The title of this piece is what I often hear neighbours say to their children. It seems like a clear instruction; the noticed, obviously unwanted behaviour should stop. Is it a clear instruction however, when you have to repeat it until only a raised voice is making the difference?
In all fairness, from our perspective, children should understand what you mean when you say 'stop that' after just hitting their sibling. And we don't always have the time to have a lengthy conversation about what happened, who started and all that.
Let's try and be a few steps ahead of our children then. Do take the effort to specifically point out the unwanted behaviour.
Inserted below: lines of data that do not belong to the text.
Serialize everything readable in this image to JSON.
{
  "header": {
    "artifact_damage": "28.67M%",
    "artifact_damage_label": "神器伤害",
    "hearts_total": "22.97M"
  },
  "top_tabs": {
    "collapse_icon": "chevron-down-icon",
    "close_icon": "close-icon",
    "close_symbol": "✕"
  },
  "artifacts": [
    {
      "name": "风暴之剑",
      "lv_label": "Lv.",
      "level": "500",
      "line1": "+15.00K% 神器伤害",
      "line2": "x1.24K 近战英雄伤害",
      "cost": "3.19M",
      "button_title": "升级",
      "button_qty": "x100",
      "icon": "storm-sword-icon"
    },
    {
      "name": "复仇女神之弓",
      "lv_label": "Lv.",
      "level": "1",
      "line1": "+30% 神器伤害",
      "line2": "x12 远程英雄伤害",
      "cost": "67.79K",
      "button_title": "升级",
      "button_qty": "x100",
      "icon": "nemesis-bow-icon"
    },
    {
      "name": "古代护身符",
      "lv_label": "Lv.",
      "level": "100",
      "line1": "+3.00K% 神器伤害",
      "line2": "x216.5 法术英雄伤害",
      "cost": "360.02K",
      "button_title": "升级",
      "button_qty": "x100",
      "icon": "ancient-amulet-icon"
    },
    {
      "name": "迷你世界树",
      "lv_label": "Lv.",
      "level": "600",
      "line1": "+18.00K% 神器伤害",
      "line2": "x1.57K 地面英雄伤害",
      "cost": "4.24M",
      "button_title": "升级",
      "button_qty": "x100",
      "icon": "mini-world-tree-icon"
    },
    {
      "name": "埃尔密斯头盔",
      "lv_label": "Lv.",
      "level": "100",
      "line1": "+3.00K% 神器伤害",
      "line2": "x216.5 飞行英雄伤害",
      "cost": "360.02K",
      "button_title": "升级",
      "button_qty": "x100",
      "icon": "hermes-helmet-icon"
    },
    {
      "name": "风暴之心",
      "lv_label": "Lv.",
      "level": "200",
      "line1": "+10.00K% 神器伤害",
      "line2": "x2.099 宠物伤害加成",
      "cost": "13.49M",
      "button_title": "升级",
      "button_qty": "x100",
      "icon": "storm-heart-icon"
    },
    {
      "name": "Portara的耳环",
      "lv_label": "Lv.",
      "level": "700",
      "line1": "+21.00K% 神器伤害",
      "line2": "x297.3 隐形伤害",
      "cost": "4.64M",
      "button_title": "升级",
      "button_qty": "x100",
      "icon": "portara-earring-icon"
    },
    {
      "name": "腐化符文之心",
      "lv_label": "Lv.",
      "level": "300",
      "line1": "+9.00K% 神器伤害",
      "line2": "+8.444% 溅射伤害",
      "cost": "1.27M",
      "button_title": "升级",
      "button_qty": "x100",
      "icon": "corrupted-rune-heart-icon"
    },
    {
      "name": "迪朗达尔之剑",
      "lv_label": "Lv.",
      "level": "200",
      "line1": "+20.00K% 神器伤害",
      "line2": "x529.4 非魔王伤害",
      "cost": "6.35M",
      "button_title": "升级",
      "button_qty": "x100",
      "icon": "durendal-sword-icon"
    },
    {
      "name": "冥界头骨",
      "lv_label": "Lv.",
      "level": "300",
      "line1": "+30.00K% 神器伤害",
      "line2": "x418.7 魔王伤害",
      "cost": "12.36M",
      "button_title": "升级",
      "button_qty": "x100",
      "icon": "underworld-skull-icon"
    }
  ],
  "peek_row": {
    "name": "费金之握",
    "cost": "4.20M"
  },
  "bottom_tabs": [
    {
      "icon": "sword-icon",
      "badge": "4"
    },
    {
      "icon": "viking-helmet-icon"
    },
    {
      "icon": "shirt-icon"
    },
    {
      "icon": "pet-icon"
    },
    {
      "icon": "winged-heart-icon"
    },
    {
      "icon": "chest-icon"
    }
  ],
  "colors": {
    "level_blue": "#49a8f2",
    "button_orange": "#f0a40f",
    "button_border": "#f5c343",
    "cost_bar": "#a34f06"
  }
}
So, instead of saying 'stop it' or 'don't do that', try saying what you see. 'Stop hitting you brother', is a specific order, which then should be followed by an alternative. The alternative depends on your surroundings. If you are driving in the car, you can offer other alternatives than if you are at the playground. In case of driving in the car, you could say 'we will sort this out when I have found a parking spot and, in the meantime, you will have to keep your hands to yourself'. In case of the playground, you could decide to talk about the why and how, but when it happens a lot you can choose to tell them to play in two different corners or areas. I would like to support you in finding a structural and durable solution when brothers and sisters quarrel a lot.
Children need specific directions and instructions. Especially when they show unwanted behaviour, they need an immediate alternative that is realistic. Because, if not hitting my brother, than what? When emotions run high, coming up with an alternative yourself is a big challenge.
What can you think of to prevent unwanted behaviour in situations you know can be a challenge?